The Federal Reserve renewed its pledge on Tuesday to keep interest rates near zero for an extended period even as it sounded more upbeat about jobs.

The central bank's nod to a firmer job market after the deepest recession in decades offered a hint it may be moving closer to dropping its promise to hold borrowing costs at rock bottom levels.

However, it reintroduced a note of caution about the housing sector and repeated its view the economy's recovery would likely be moderate for a time. It also said inflation was likely to remain subdued as it held interbank overnight rates in a zero to 0.25 percent range.

Following the decision, most big banks that deal directly with the Fed forecast a rate hike by year end, likely in the fourth quarter.

The (Fed's policy) committee ... continues to anticipate that economic conditions, including low rates of resource utilization, subdued inflation trends, and stable inflation expectations, are likely to warrant exceptionally low levels of the federal funds rate for an extended period, the central bank said in a statement.

U.S. stocks added to gains after the decision, while the dollar slipped against the euro and yen, and prices for U.S. government bonds rose. The Dow Jones industrial average and the large-cap Standard & Poor's 500 Index closed at multi-month highs.

The statement suggests that the doves still have the upper hand, said Paul Dales, an economist for Capital Economics in Toronto. Admittedly, the tone was more upbeat...but the usual caution is still evident.

For a second consecutive meeting, Kansas City Federal Reserve Bank President Thomas Hoenig dissented, saying the commitment to keep rates exceptionally low for an extended period was no longer warranted.

The Fed said the labor market was stabilizing, a more optimistic view than expressed after its last meeting in late January, when the policy-setting committee said only that deterioration in the labor market was abating.

The central bank also said business spending on equipment and software had risen significantly, also a brighter assessment than the one offered in January.

The central bank reiterated that it intends to wrap up purchases of mortgage-related assets by the end of March, but said it would monitor the economic outlook and financial developments to see if more support is necessary.

As those purchases come to a close, officials voiced heightened concern about the very sector they were meant to assist, saying that new homebuilding activity was flat at a depressed level.

Interest rates futures markets pared back the implied prospects that the Fed would raise the federal funds rate to 0.5 percent by its meeting in early November to 76 percent from 87 percent before the central bank's decision was announced.

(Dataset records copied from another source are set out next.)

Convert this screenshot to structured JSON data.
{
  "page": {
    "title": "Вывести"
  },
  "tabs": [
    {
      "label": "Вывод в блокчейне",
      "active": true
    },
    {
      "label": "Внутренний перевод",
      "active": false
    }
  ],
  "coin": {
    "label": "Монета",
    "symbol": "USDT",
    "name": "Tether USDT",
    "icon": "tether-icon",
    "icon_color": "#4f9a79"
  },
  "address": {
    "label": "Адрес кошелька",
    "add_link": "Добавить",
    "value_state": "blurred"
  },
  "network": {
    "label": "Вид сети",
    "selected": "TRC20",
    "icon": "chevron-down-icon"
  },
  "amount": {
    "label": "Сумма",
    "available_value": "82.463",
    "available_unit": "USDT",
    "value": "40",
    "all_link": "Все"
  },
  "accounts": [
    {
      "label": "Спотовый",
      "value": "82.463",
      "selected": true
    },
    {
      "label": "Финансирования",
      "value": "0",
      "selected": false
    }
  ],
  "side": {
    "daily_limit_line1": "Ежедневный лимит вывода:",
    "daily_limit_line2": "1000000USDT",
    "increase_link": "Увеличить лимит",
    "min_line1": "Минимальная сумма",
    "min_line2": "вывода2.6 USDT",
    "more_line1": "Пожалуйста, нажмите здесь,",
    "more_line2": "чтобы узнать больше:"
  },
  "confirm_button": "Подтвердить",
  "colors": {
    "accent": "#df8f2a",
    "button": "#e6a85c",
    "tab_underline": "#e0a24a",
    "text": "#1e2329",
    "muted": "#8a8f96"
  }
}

On the whole, there is nothing that will accelerate or decelerate toward a monetary tightening very late this year, said Jason Pride, director of investment strategy at wealth management firm Glenmede in Philadelphia.

NOT YET PUSHING EXIT DOOR OPEN

The Fed has held the benchmark federal funds rate near zero since December 2008 to bolster the economy and help it through the most severe financial crisis in generations. Last March, it committed to holding rates very low for an extended period.

The economy resumed growth in the second half of last year, and expanded at a robust 5.9 percent annual clip in the final three months of 2009.

Although the unemployment rate held at a lofty 9.7 percent in February as the economy shed 36,000 jobs, some of the lost jobs were pinned on blizzards that hit much of the nation. Many economists expect payroll growth as early as March.

Gains in manufacturing activity and retail sales have added to evidence the recovery is gaining traction.

The Fed has allowed special lending facilities to close as financial markets have returned to normal after the crisis, and it recently raised the discount rate it charges banks for emergency loans to 0.75 percent from 0.5 percent.

Fed officials stressed the move was in keeping with the settling of financial markets and was not a precursor to efforts to tighten lending conditions.

However, policymakers have begun to spell out steps they anticipate taking to move away from their easy money policies when the recovery gains steam. Officials say the Fed would likely start by pulling back some of more than $1 trillion it pumped into the economy during the crisis before it begins raising rates.